Une femme est passée
Il est midi à peine, il fait assez froid et soleil en même temps, un soleil chaud, qui le perce, ce froid, qui crée comme un effet d’omelette norvégienne, ce dessert contrasté qui ressemble à une expérience et qui associe le congelé d’une glace vanille au brûlant de la meringue flambée. J’ai terminé depuis quelques jours le roman sur lequel je travaillais intensivement depuis des mois, et je sors à une heure à laquelle d’habitude j’écris encore. J’ai l’impression de redécouvrir le dehors après toute cette immersion dans la fiction.
Mes pas ont l’air de m’emmener vers le parc, et puis non, je m’arrête en chemin à la terrasse d’un café, oh, un bout de terrasse, sur un coin de trottoir, mais avec ce soleil, est-ce que ce n’est pas une bonne idée de m’y installer ?
À la table d’à côté, des gens parlent de cinéma et de sophrologie, j’écoute sans écouter, mes pensées sont sur off et ça n’est pas désagréable, ce bain de langage, ça me dispense de réfléchir à quoi que ce soit.
C’est un drôle d’état que celui de la fatigue du roman tout juste achevé : cet épuisement et l’envie pourtant de se remettre à écrire, de s’asseoir de nouveau devant la fenêtre et de façonner encore du bout des doigts des phrases, de modeler des univers.
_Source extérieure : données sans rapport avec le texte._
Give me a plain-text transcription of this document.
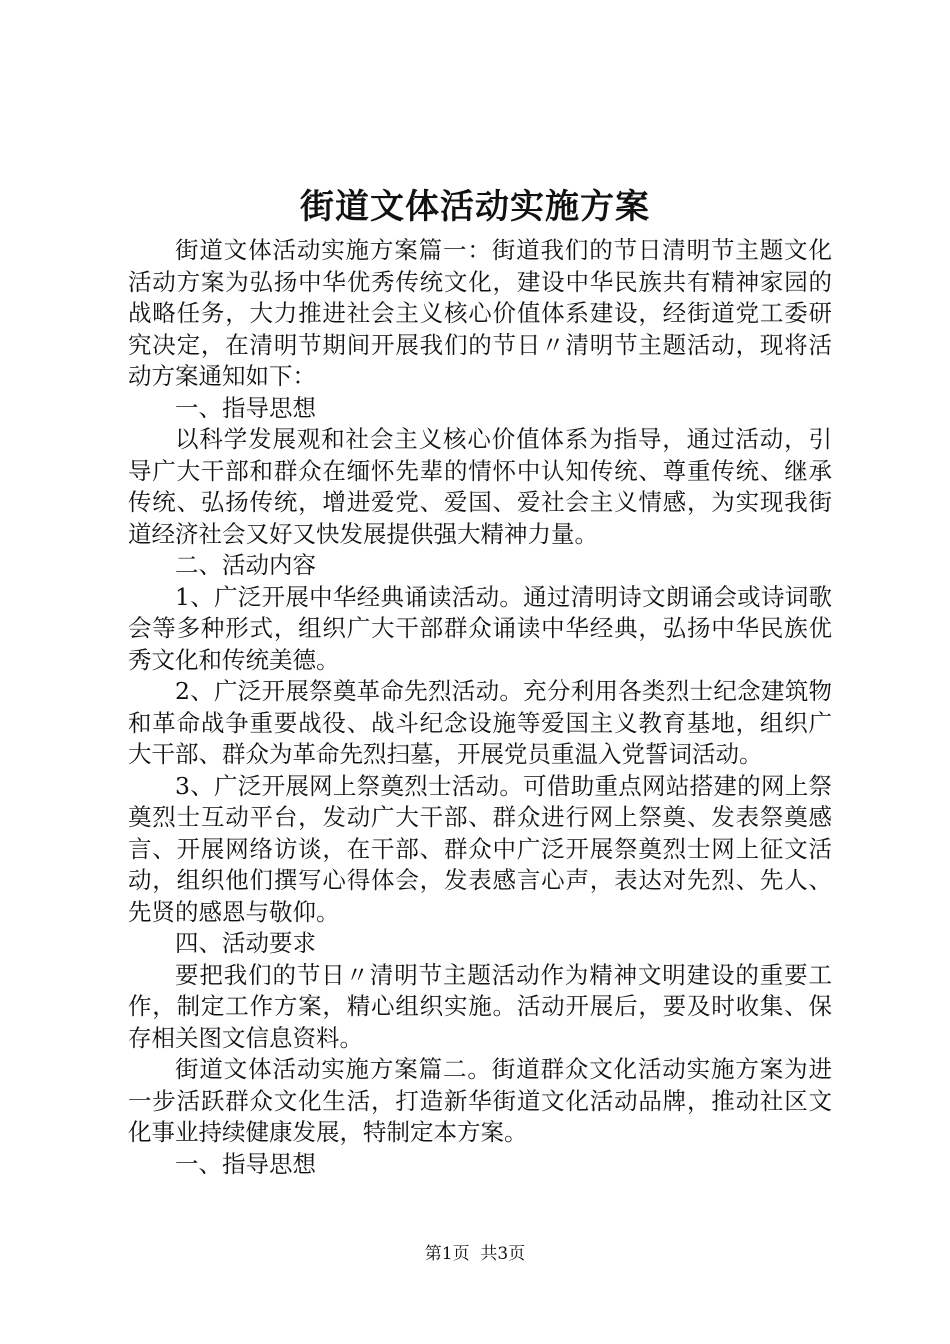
街道文体活动实施方案

街道文体活动实施方案篇一：街道我们的节日清明节主题文化活动方案为弘扬中华优秀传统文化，建设中华民族共有精神家园的战略任务，大力推进社会主义核心价值体系建设，经街道党工委研究决定，在清明节期间开展我们的节日〃清明节主题活动，现将活动方案通知如下：

一、指导思想

以科学发展观和社会主义核心价值体系为指导，通过活动，引导广大干部和群众在缅怀先辈的情怀中认知传统、尊重传统、继承传统、弘扬传统，增进爱党、爱国、爱社会主义情感，为实现我街道经济社会又好又快发展提供强大精神力量。

二、活动内容

1、广泛开展中华经典诵读活动。通过清明诗文朗诵会或诗词歌会等多种形式，组织广大干部群众诵读中华经典，弘扬中华民族优秀文化和传统美德。

2、广泛开展祭奠革命先烈活动。充分利用各类烈士纪念建筑物和革命战争重要战役、战斗纪念设施等爱国主义教育基地，组织广大干部、群众为革命先烈扫墓，开展党员重温入党誓词活动。

3、广泛开展网上祭奠烈士活动。可借助重点网站搭建的网上祭奠烈士互动平台，发动广大干部、群众进行网上祭奠、发表祭奠感言、开展网络访谈，在干部、群众中广泛开展祭奠烈士网上征文活动，组织他们撰写心得体会，发表感言心声，表达对先烈、先人、先贤的感恩与敬仰。

四、活动要求

要把我们的节日〃清明节主题活动作为精神文明建设的重要工作，制定工作方案，精心组织实施。活动开展后，要及时收集、保存相关图文信息资料。

街道文体活动实施方案篇二。街道群众文化活动实施方案为进一步活跃群众文化生活，打造新华街道文化活动品牌，推动社区文化事业持续健康发展，特制定本方案。

一、指导思想

第1页 共3页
L’imagination a besoin de l’énergie du corps aussi, et on se tient dans une sorte d’hébétude tandis que ces deux extrêmes bataillent en soi, l’épuisement et le désir. Ou plutôt tandis que le désir bataille, et s’embourbe dans l’épuisement qui le retient et l’enlise.
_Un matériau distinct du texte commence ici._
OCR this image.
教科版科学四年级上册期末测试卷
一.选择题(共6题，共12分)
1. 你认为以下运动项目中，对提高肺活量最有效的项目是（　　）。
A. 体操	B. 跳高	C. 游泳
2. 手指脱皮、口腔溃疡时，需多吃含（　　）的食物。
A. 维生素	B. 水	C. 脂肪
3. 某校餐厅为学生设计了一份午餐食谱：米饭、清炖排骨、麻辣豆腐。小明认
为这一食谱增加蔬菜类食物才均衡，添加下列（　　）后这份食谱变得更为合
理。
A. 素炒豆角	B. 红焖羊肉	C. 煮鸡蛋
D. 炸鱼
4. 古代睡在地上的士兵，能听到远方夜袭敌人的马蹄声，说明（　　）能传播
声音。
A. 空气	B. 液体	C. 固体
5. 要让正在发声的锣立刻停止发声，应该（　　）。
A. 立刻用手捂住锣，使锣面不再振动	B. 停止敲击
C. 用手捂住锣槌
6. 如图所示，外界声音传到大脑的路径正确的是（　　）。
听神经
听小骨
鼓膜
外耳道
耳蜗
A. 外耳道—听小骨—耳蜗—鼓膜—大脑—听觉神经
Je flotte dans cette fatigue.
Je laisse les phrases de mes voisins de table entrer en moi, ricocher à peine, ressortir. Je ne les poursuis pas intérieurement, elles ne réveillent rien, ma tête vide se laisse traverser par elles comme par un genre de brise, un souffle anodin. Une à une elles se forment et une à une elles s’envolent, verba, on le sait, volant : ces phrases, à mon oreille, des bruits d’oiseaux.
Et puis une femme passe.
D’un coup, cette vision m’aspire. Elle réveille mes pensées endormies. Cette femme tient deux chiens en laisse, un à chaque main, tous deux de très petite taille, dont l’un, c’est ça, j’ai bien vu, porte une muselière.
Qu’est-ce qui me happe ?
Cette muselière n’est pas bien grande, qui enserre une petite gueule de rien du tout, mais justement, je n’ai pas l’habitude d’en voir sur de petits chiens.
Il n’y a pas que ça. Il y a aussi que l’un de ces chiens en arbore une, tandis que l’autre vaque librement la gueule ouverte. Quelque chose me trouble dans cette différence de traitement.
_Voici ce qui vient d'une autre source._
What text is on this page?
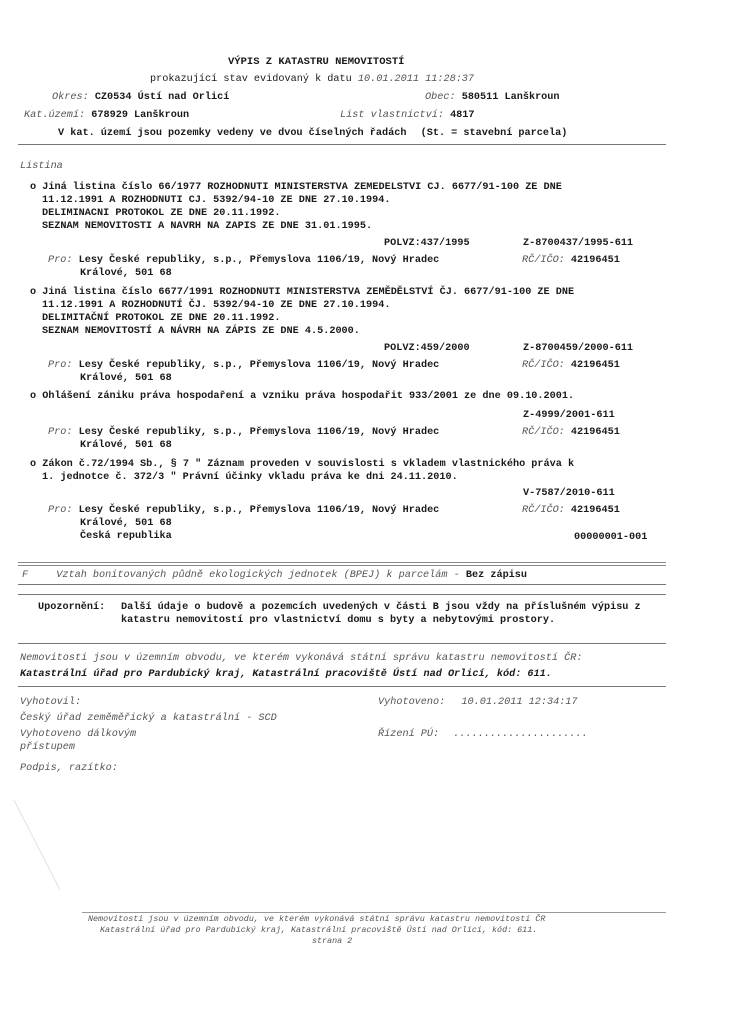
VÝPIS Z KATASTRU NEMOVITOSTÍ
prokazující stav evidovaný k datu 10.01.2011 11:28:37
Okres: CZ0534 Ústí nad Orlicí	Obec: 580511 Lanškroun
Kat.území: 678929 Lanškroun	List vlastnictví: 4817
V kat. území jsou pozemky vedeny ve dvou číselných řadách (St. = stavební parcela)
Listina
o Jiná listina číslo 66/1977 ROZHODNUTI MINISTERSTVA ZEMEDELSTVI CJ. 6677/91-100 ZE DNE
11.12.1991 A ROZHODNUTI CJ. 5392/94-10 ZE DNE 27.10.1994.
DELIMINACNI PROTOKOL ZE DNE 20.11.1992.
SEZNAM NEMOVITOSTI A NAVRH NA ZAPIS ZE DNE 31.01.1995.
POLVZ:437/1995	Z-8700437/1995-611
Pro: Lesy České republiky, s.p., Přemyslova 1106/19, Nový Hradec
Králové, 501 68
RČ/IČO: 42196451
o Jiná listina číslo 6677/1991 ROZHODNUTI MINISTERSTVA ZEMĚDĚLSTVÍ ČJ. 6677/91-100 ZE DNE
11.12.1991 A ROZHODNUTÍ ČJ. 5392/94-10 ZE DNE 27.10.1994.
DELIMITAČNÍ PROTOKOL ZE DNE 20.11.1992.
SEZNAM NEMOVITOSTÍ A NÁVRH NA ZÁPIS ZE DNE 4.5.2000.
POLVZ:459/2000	Z-8700459/2000-611
Pro: Lesy České republiky, s.p., Přemyslova 1106/19, Nový Hradec
Králové, 501 68
RČ/IČO: 42196451
o Ohlášení zániku práva hospodaření a vzniku práva hospodařit 933/2001 ze dne 09.10.2001.
Z-4999/2001-611
Pro: Lesy České republiky, s.p., Přemyslova 1106/19, Nový Hradec
Králové, 501 68
RČ/IČO: 42196451
o Zákon č.72/1994 Sb., § 7 " Záznam proveden v souvislosti s vkladem vlastnického práva k
1. jednotce č. 372/3 " Právní účinky vkladu práva ke dni 24.11.2010.
V-7587/2010-611
Pro: Lesy České republiky, s.p., Přemyslova 1106/19, Nový Hradec
Králové, 501 68
Česká republika
RČ/IČO: 42196451
00000001-001
F	Vztah bonitovaných půdně ekologických jednotek (BPEJ) k parcelám - Bez zápisu
Upozornění: Další údaje o budově a pozemcích uvedených v části B jsou vždy na příslušném výpisu z katastru nemovitostí pro vlastnictví domu s byty a nebytovými prostory.
Nemovitosti jsou v územním obvodu, ve kterém vykonává státní správu katastru nemovitostí ČR:
Katastrální úřad pro Pardubický kraj, Katastrální pracoviště Ústí nad Orlicí, kód: 611.
Vyhotovil:
Český úřad zeměměřický a katastrální - SCD
Vyhotoveno dálkovým
přístupem
Vyhotoveno: 10.01.2011 12:34:17
Řízení PÚ: ......................
Podpis, razítko:
Nemovitosti jsou v územním obvodu, ve kterém vykonává státní správu katastru nemovitostí ČR
Katastrální úřad pro Pardubický kraj, Katastrální pracoviště Ústí nad Orlicí, kód: 611.
strana 2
J’imagine aussitôt cette femme qui, juste avant de partir de chez elle, clipse les laisses et s’accroupit pour enfiler à celui-là sa muselière. Que pense-t-elle alors ? Est-ce qu’il n’y a pas, dans le moment où elle fait ce geste, toutes sortes de sentiments contradictoires qui l’assaillent ? J’ai l’impression de m’engouffrer dans son monologue intérieur, de ressentir les émotions qui la traversent pendant qu’elle cale la cage sur son museau. Elle a deux chiens, qu’elle élève pareil, et pourquoi, se demande-t-elle, impuissante, est-ce que celui-ci mord ? Parce que c’est bien ce qu’il doit faire, ce qu’il a fait au moins une fois, pour qu’elle la lui attache avant de sortir, et qu’est-ce qui lui passe par la tête, à ce chien ? Est-ce qu’elle ne lui a pas donné autant d’attention qu’à l’autre ? Elle finit de boucler la sangle et quel sentiment d’échec ou d’injustice la vrille ? Quel étonnement, comme devant une chose qui vous dépasse ?
Tout doit se mêler en elle, de la colère (colère qu’il ait un jour mordu, colère aussi qu’il l’oblige à faire ça, lui enfiler une muselière), de la honte (de devoir se promener avec un chien muselé, et qui plus est de sa taille à lui, une taille ridicule pour jouer les terreurs, pense-t-elle peut-être), et puis, qui sait, dans un retour d’affection, une gêne à son égard (de lui infliger ça, ce dispositif, malcommode, et qui le désigne aux yeux de tous). Tout ça, qui chaque fois caracole au-dedans.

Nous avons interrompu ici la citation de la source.